As stated in the introduction, several studies have reported on the use of DSPP activity as an adjuvant treatment for viral diseases. The increasing interest of clinicians to find useful tools that could work adjunctly to avoid the need for antibiotic therapy, especially in children, is confirmed by the publication of a recent metanalysis on Pelargonium sidoides [32] and a systematic review on honey and propolis [33]. The analyzed 11 trials [32] showed that Pelargonium sidoides reduces the burden and speed up the cough relief. On the other hand, the Randomized Clinical Trials (RCTs) mentioned in [33] showed that honey and propolis as adjuvant treatments added to SoC improve respiratory symptoms and decrease viral clearance time in almost 500 patients affected by COVID-19.

Although several studies have focused their attention on the cellular and humoral immune mechanisms of action of the individual components of DSPP, it could be very interesting to perform a preclinical study in an animal model to investigate the DSPP compounds (both separately and as a whole) to identify their potential synergistic activities. Similarly, a future double-blind RCT versus placebo could fill the main limitation of this study, which, as can be easily imagined, was due to economic issues. We hope that the results of this study and the positive feedback from thousands of pediatricians could be an incentive to plan such a study.

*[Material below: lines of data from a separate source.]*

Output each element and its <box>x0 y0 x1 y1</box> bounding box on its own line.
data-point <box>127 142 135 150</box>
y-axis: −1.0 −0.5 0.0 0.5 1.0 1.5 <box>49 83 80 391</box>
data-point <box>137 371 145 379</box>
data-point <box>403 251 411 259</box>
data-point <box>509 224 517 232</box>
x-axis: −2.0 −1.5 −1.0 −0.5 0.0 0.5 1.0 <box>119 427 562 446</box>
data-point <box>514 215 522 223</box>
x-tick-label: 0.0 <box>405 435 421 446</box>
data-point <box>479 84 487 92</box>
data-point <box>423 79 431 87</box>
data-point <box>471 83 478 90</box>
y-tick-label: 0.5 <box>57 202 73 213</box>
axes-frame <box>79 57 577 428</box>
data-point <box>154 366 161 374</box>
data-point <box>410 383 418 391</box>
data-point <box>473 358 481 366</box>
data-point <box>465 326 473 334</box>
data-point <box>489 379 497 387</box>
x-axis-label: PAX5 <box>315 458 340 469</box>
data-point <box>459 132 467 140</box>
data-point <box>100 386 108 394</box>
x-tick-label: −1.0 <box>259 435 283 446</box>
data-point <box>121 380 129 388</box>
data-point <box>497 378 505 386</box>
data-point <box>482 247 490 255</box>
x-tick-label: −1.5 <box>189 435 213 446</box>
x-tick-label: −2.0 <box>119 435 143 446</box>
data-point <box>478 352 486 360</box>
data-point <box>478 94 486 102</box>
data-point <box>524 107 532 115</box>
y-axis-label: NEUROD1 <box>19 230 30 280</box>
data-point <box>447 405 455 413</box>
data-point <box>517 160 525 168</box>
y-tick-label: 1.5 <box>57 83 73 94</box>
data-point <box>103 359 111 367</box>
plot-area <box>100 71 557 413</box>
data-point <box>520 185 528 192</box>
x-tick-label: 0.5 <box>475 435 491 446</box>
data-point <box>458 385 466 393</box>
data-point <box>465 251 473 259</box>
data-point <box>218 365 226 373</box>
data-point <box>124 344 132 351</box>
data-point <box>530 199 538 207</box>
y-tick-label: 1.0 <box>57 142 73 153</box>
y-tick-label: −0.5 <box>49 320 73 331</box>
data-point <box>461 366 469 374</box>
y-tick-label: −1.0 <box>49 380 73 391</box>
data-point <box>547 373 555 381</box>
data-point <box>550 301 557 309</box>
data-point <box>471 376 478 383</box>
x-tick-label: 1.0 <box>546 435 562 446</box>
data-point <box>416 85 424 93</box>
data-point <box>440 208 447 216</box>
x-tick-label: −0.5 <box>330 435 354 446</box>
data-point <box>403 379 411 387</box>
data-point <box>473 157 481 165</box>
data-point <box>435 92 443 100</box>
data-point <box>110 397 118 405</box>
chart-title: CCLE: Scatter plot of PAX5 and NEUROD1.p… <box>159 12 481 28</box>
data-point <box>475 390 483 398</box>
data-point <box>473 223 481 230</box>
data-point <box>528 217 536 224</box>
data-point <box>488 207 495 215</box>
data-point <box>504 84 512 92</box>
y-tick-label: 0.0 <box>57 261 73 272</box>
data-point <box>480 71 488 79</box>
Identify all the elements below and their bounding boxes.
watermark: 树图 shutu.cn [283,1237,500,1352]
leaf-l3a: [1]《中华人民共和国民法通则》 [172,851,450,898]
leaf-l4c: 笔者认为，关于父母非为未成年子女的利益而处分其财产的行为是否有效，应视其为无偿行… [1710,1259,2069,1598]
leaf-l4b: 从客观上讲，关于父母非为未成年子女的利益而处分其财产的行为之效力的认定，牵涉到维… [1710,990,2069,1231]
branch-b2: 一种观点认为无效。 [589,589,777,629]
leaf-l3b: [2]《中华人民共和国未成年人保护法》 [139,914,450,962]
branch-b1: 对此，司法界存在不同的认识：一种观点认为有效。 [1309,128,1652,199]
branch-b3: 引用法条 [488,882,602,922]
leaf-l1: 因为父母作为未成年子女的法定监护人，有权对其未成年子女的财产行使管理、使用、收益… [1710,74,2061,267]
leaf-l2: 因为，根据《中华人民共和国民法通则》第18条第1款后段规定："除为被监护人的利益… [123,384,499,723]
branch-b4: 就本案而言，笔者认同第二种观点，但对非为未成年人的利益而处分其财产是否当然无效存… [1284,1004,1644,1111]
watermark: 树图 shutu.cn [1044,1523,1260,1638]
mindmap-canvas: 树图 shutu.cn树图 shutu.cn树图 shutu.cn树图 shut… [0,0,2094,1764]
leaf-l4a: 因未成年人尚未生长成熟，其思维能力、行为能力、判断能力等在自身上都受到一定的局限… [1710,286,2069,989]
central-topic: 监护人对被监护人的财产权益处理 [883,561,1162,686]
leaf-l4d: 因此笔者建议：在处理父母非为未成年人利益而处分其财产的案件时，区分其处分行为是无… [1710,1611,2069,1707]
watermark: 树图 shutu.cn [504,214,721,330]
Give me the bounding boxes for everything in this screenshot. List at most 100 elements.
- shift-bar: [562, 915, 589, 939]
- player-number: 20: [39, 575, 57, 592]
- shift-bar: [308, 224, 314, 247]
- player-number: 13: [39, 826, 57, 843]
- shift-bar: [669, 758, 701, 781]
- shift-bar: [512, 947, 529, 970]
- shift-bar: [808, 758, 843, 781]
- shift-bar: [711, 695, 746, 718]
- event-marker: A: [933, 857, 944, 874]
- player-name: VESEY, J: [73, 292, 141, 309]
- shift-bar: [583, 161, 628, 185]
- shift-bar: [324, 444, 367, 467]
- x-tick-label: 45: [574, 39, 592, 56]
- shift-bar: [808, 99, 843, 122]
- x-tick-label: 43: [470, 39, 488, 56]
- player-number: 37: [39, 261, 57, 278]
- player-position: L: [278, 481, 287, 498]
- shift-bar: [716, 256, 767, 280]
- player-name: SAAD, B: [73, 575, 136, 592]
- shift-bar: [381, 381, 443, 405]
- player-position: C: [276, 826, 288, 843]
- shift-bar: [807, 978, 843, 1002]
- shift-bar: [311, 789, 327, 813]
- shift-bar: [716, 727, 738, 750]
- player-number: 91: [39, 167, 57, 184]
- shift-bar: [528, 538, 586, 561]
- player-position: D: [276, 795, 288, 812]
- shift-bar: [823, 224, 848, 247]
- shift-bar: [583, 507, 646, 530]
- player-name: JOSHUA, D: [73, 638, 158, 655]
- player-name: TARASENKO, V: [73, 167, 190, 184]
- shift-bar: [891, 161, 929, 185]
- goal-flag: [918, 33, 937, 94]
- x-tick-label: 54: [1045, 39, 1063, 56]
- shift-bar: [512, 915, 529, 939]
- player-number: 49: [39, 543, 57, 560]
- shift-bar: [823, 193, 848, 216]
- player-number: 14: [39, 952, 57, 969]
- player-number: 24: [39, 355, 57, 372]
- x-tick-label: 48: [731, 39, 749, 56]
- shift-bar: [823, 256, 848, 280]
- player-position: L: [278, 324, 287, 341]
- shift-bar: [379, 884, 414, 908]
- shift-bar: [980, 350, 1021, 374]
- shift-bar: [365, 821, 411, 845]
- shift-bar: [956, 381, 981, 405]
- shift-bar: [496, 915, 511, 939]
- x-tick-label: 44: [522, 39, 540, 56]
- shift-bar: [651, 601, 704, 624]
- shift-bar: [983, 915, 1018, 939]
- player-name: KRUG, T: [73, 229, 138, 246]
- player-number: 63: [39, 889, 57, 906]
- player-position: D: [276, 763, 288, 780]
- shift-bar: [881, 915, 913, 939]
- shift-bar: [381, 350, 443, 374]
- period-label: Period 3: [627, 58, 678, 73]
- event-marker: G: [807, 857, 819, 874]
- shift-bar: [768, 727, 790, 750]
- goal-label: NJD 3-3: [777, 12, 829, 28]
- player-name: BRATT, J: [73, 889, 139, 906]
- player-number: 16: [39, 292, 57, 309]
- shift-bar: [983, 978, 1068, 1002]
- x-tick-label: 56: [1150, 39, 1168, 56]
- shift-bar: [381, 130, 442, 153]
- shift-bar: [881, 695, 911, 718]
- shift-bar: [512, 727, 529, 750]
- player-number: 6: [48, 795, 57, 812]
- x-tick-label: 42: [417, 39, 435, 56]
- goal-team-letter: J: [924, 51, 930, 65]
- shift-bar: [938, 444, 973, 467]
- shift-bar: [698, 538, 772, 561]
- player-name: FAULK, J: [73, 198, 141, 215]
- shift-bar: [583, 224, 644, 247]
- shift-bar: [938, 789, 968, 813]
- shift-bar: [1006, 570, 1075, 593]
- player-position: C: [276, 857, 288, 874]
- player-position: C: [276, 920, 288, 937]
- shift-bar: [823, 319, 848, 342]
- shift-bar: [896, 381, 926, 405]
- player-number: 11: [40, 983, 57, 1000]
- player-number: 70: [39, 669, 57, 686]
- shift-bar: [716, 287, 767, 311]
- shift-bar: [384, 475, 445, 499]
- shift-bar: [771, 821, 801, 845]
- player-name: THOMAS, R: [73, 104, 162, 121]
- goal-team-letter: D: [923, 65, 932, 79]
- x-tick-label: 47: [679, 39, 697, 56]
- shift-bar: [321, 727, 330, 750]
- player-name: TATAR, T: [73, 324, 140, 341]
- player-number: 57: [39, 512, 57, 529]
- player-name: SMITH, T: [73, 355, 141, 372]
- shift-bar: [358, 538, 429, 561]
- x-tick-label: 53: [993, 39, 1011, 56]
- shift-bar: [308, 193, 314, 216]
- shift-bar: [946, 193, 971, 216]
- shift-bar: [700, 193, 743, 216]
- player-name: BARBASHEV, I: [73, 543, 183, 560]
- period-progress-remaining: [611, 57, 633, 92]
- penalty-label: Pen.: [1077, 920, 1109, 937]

Finally, considering that several DSPP components showed strong in vitro antibacterial activity [26,30,34], the tested product could also play a role as an adjuvant treatment to antibiotics in the pediatric population affected by bacterial tonsillitis. Of course, this hypothesis should be verified in future clinical trials. In our opinion, the positive results in terms of reduction in TSS total rating, significant improvement in symptoms (sore throat and pharyngeal erythema), and reduction in used doses of paracetamol clearly demonstrate that the administration of DSPP in conjunction with SoC produces a clinically beneficial effect in children affected by viral acute tonsillopharyngitis. Furthermore, the absolute safety of DSPP (no AEs during the entire duration of the trial) and optimal compliance are paramount when administering medications or food supplements to young children, as they fulfill the fundamental requirements for safe and effective use.